Arte repasse le film sous le titre : The Beatles le monde est à eux - En tournée 1962-1966, qui n'est pas particulièrement plus clair ni vraiment bien assorti au contenu. Disponible sur son site internet jusqu'au 8 aout 2021 dernier.
J'en ai surtout retenu la chronique d'une montée progressive de la violence d'un nouveau public (les ados des trente glorieuses, la génération du baby boom de l'après-guerre) qui vire à l'hystérie. Sous cette pression, on suit la transformation d'un groupe sympa et créatif en bête de foire, puis en animal de sacrifice dans de grandes messes païennes données dans des stades (je brode un peu là mais la réaction des ricains sur l'a parte innocent et sans intérêt de John Lennon est très excessive et il y a quelque chose derrière qui relève de l'inconscient collectif). C'est assez bien expliqué dans le dernier quart du film. On sent, à ce moment-là, dans les commentaires des quatre intéressés qu'ils sont de plus en plus inquiets pour leur sécurité. A juste titre, pour l'un d'entre eux au moins ça finira mal mais quinze ans plus tard. Il aurait dû continuer à se méfier de l'Amérique et rester tranquillement dans un de ses manoirs anglais.
Est-ce que c'est exactement le propos du film ? Non, le réalisateur ne prend pas partie clairement. C'est tout le problème des biopics basés sur des documents d'archives. Je suis plutôt un fan de seconde main. Comment expliquer ça ? J'ai entendu Michèle, à la radio, le mois de sa sortie ou quasiment, mais je n'ai découvert la vraie richesse du groupe que de dix ans plus tard quand (et ça sera un marronnier de la vente de disques) les marchands du temple se sont de nouveau grassement enrichis sur le dos de la bête huit bras. Dans les faits, je suis - de loin - la documentation visuelle et sonore autour du groupe depuis plus de quarante ans.

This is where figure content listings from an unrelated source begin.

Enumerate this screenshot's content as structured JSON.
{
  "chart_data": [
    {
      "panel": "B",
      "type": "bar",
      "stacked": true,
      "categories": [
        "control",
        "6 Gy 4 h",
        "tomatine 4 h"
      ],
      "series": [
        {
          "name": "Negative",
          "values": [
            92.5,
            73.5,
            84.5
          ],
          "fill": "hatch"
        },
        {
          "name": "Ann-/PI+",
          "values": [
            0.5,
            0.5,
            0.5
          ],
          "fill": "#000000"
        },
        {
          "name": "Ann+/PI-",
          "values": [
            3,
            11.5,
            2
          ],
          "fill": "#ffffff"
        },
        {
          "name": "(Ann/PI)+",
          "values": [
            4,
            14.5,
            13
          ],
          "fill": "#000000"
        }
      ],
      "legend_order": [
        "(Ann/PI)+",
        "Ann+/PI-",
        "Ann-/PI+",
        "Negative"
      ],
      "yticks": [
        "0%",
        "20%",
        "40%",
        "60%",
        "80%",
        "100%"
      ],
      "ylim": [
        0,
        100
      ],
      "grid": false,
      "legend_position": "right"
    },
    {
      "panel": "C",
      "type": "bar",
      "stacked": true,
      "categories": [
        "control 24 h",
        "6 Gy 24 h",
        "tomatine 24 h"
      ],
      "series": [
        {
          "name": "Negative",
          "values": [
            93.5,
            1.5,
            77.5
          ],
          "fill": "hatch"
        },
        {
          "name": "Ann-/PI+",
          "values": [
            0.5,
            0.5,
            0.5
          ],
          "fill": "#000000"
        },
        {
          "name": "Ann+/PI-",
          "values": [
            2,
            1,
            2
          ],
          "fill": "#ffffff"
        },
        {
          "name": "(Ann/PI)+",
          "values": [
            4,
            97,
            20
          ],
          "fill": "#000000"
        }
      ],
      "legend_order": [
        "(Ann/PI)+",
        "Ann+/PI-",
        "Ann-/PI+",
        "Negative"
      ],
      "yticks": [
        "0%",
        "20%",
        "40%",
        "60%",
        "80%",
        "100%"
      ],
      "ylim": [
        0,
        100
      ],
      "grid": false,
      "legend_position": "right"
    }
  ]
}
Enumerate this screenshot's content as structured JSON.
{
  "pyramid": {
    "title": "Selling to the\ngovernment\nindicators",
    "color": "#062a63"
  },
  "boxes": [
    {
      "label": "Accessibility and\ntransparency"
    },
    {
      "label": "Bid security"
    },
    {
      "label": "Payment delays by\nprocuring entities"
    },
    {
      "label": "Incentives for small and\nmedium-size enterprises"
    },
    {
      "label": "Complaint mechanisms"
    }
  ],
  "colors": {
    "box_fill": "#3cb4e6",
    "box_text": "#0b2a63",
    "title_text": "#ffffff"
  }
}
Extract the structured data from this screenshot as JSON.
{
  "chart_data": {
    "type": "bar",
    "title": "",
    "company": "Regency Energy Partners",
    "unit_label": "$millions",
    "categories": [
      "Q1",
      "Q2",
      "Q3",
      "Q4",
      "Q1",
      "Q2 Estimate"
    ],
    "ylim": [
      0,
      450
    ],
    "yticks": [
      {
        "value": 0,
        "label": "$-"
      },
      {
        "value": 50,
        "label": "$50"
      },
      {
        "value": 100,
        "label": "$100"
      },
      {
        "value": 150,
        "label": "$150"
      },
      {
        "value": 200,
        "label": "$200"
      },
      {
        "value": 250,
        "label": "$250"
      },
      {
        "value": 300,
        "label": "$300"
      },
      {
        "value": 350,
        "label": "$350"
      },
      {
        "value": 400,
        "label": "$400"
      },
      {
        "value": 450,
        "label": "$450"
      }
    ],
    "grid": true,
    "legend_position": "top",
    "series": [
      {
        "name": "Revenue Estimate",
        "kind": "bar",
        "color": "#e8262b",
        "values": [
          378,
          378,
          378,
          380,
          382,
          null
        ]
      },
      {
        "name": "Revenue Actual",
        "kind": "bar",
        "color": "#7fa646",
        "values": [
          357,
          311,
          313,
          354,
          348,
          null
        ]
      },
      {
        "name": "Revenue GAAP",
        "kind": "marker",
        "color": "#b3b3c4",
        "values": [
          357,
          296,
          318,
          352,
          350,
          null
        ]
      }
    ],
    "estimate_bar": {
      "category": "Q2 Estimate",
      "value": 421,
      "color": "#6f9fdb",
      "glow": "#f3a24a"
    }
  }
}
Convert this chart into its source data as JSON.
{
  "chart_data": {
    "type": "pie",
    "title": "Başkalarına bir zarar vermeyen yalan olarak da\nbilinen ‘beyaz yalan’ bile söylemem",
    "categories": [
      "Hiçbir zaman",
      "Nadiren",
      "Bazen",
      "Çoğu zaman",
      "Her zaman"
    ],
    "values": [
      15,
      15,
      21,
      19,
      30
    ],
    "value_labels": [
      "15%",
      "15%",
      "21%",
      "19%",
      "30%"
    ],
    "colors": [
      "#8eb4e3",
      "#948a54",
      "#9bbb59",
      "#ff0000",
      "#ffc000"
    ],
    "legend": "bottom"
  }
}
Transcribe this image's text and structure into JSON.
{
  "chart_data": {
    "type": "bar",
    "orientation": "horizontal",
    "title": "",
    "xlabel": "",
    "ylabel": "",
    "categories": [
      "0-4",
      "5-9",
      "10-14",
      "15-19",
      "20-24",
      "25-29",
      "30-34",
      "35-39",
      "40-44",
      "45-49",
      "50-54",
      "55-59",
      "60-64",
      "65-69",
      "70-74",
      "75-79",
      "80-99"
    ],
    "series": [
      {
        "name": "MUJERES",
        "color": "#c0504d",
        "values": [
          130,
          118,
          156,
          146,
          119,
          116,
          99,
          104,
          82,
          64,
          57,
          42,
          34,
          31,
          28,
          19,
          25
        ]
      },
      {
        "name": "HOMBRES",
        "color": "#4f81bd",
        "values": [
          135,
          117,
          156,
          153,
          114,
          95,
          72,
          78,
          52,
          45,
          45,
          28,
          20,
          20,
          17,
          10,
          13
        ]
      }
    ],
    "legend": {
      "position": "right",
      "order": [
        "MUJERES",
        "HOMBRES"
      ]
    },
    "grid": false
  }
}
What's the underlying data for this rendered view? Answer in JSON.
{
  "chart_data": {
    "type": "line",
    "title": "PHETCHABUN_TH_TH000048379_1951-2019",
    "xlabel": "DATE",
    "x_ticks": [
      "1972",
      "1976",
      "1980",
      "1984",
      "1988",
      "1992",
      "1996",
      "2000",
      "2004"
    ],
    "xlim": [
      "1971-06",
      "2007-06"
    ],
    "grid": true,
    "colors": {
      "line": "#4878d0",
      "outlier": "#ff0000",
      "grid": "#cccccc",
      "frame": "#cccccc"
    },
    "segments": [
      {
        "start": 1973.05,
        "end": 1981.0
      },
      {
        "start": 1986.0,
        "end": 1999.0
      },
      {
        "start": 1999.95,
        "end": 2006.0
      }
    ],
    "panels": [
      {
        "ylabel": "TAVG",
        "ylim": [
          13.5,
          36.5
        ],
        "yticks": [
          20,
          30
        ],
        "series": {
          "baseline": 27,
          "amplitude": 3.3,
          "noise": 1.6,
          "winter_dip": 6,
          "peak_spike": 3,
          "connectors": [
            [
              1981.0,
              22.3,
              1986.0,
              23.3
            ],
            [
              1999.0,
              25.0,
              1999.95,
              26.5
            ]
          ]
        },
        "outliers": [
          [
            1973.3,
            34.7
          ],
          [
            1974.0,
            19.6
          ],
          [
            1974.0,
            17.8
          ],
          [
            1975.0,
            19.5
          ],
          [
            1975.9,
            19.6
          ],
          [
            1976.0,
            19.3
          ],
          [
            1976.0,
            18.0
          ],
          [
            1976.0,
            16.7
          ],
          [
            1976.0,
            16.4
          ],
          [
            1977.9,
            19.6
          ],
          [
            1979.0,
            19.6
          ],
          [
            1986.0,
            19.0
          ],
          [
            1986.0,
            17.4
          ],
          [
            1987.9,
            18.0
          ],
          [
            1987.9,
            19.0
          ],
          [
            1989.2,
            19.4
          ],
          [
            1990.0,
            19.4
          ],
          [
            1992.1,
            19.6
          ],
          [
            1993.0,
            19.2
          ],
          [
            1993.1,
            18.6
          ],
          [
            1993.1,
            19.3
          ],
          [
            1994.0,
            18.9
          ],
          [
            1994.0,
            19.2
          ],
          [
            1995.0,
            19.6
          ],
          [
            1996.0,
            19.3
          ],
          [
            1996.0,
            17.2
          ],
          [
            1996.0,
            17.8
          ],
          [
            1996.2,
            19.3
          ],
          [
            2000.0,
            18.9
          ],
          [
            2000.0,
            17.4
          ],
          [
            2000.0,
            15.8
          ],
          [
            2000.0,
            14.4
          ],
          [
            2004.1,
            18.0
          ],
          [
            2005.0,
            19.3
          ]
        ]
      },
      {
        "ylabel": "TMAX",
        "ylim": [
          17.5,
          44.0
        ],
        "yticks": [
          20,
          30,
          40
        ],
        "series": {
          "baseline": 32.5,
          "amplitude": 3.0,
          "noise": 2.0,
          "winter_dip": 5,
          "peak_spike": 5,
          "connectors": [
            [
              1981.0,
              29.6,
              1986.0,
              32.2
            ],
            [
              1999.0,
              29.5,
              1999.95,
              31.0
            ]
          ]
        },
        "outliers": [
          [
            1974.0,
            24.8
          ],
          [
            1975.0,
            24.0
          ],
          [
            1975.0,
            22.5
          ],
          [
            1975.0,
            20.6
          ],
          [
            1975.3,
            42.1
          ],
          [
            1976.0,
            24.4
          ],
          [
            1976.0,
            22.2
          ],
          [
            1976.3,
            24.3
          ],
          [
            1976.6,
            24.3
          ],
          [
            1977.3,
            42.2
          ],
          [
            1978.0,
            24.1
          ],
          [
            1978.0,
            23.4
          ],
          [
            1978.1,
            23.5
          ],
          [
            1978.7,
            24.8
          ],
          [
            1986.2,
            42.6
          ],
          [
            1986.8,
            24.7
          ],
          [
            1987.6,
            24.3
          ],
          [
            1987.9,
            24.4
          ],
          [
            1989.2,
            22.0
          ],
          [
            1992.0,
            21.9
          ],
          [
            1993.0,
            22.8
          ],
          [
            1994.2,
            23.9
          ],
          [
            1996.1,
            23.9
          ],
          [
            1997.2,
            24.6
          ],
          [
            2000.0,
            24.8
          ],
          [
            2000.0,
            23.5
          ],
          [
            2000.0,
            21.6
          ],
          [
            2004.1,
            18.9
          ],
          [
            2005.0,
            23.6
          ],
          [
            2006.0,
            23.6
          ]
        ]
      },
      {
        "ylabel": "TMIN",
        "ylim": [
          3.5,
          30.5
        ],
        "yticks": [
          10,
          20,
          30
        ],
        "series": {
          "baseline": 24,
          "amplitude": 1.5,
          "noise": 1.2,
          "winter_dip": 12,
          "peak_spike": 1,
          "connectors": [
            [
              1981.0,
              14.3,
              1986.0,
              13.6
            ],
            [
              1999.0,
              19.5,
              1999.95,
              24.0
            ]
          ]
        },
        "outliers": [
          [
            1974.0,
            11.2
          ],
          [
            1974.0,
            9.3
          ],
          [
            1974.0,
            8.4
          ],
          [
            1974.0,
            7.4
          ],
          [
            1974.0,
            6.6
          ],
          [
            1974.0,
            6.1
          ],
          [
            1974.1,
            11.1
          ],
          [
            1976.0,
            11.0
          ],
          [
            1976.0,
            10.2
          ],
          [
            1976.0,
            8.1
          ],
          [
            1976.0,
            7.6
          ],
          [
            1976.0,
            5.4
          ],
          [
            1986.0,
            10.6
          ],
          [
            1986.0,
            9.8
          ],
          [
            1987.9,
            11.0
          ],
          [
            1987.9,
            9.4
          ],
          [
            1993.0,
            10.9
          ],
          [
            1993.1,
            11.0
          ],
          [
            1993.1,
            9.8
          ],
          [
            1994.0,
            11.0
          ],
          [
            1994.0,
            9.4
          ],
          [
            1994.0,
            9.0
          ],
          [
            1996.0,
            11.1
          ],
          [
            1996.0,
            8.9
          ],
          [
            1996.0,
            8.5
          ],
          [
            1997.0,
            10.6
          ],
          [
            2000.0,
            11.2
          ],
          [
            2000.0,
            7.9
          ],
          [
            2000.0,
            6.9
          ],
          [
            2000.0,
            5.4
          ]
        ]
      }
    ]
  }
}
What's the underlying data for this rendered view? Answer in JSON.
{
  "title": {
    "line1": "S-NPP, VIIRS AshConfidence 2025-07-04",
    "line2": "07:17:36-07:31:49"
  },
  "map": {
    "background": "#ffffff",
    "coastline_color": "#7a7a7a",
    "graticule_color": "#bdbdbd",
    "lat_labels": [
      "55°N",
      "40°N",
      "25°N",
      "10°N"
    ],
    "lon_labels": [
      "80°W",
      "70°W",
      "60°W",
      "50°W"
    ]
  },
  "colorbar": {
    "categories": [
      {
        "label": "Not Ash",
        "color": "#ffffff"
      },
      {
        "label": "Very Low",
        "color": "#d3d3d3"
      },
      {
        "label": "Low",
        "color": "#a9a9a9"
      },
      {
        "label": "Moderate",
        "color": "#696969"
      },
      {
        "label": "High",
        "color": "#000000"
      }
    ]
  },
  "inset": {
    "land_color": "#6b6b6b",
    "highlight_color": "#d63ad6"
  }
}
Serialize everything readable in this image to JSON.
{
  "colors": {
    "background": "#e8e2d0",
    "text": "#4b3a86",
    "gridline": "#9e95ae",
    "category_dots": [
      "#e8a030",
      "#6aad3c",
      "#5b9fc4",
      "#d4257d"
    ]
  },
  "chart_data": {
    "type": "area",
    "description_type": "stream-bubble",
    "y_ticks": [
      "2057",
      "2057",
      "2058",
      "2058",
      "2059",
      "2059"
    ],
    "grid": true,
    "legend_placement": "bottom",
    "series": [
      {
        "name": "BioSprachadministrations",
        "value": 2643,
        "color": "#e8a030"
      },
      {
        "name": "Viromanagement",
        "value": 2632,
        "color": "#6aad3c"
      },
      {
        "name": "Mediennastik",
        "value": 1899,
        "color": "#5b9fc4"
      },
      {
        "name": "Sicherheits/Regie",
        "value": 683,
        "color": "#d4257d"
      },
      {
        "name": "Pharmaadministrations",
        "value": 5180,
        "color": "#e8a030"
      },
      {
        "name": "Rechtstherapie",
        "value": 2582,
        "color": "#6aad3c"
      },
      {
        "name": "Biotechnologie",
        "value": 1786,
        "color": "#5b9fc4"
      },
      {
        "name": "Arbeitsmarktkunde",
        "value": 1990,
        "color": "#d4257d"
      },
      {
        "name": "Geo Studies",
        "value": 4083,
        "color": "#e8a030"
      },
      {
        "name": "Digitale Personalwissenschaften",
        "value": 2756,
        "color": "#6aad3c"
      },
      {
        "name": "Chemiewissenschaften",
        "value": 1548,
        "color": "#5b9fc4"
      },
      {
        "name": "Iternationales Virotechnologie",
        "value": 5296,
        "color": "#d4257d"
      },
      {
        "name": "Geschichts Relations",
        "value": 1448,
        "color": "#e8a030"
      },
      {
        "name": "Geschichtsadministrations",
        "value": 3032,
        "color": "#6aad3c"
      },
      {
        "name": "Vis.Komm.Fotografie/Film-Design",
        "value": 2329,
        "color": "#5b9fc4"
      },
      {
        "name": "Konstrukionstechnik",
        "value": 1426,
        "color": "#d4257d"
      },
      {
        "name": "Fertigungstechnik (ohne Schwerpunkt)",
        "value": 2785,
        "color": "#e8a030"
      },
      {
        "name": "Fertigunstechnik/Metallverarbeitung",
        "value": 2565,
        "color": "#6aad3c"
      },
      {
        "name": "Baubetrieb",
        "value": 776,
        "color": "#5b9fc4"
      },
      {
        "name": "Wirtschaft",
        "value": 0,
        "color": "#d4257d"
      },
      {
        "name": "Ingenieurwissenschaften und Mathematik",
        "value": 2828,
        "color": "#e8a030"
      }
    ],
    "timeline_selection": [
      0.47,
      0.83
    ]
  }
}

Le contenu du film est plutôt original et sort vraiment des quelques fragments qui sont habituellement présentés dans les rétrospectives qui accompagnent les multiples rééditions d'albums. C'est un point positif du film qui le rend vraiment intéressant. Pour être clair moi-même, ça reste quand même un puzzle atomisé façon tableau impressionniste avec de larges touches mais on peut difficilement reprocher à Ron Howard de s'être approché de son sujet sans vraiment le révéler parce qu'il est lui-même américain, ce qui reviendrait à se suicider professionnellement.
Ce rapport à la foule qui passe de l'adoration hystérique au lynchage médiatique - et pire plus tard, mais, je le rappelle, ce n'est pas dit dans le film - aura poussé le groupe à prendre ses distances avec elle pour se concentrer sur la production en studio. Le film est net et sans bavure sur ce point : à partir de ce moment-là, les Beatles écrivent de meilleures chansons et réalisent le meilleur disque de tout les temps en inventant par la même occasion la notion de concept album. Sur ce point, je suis d'accord à cent pour cent, la vraie légende du groupe commence à partir des albums Rubber Soul et Revolver pour atteindre l'apothéose avec Sergent Pepper.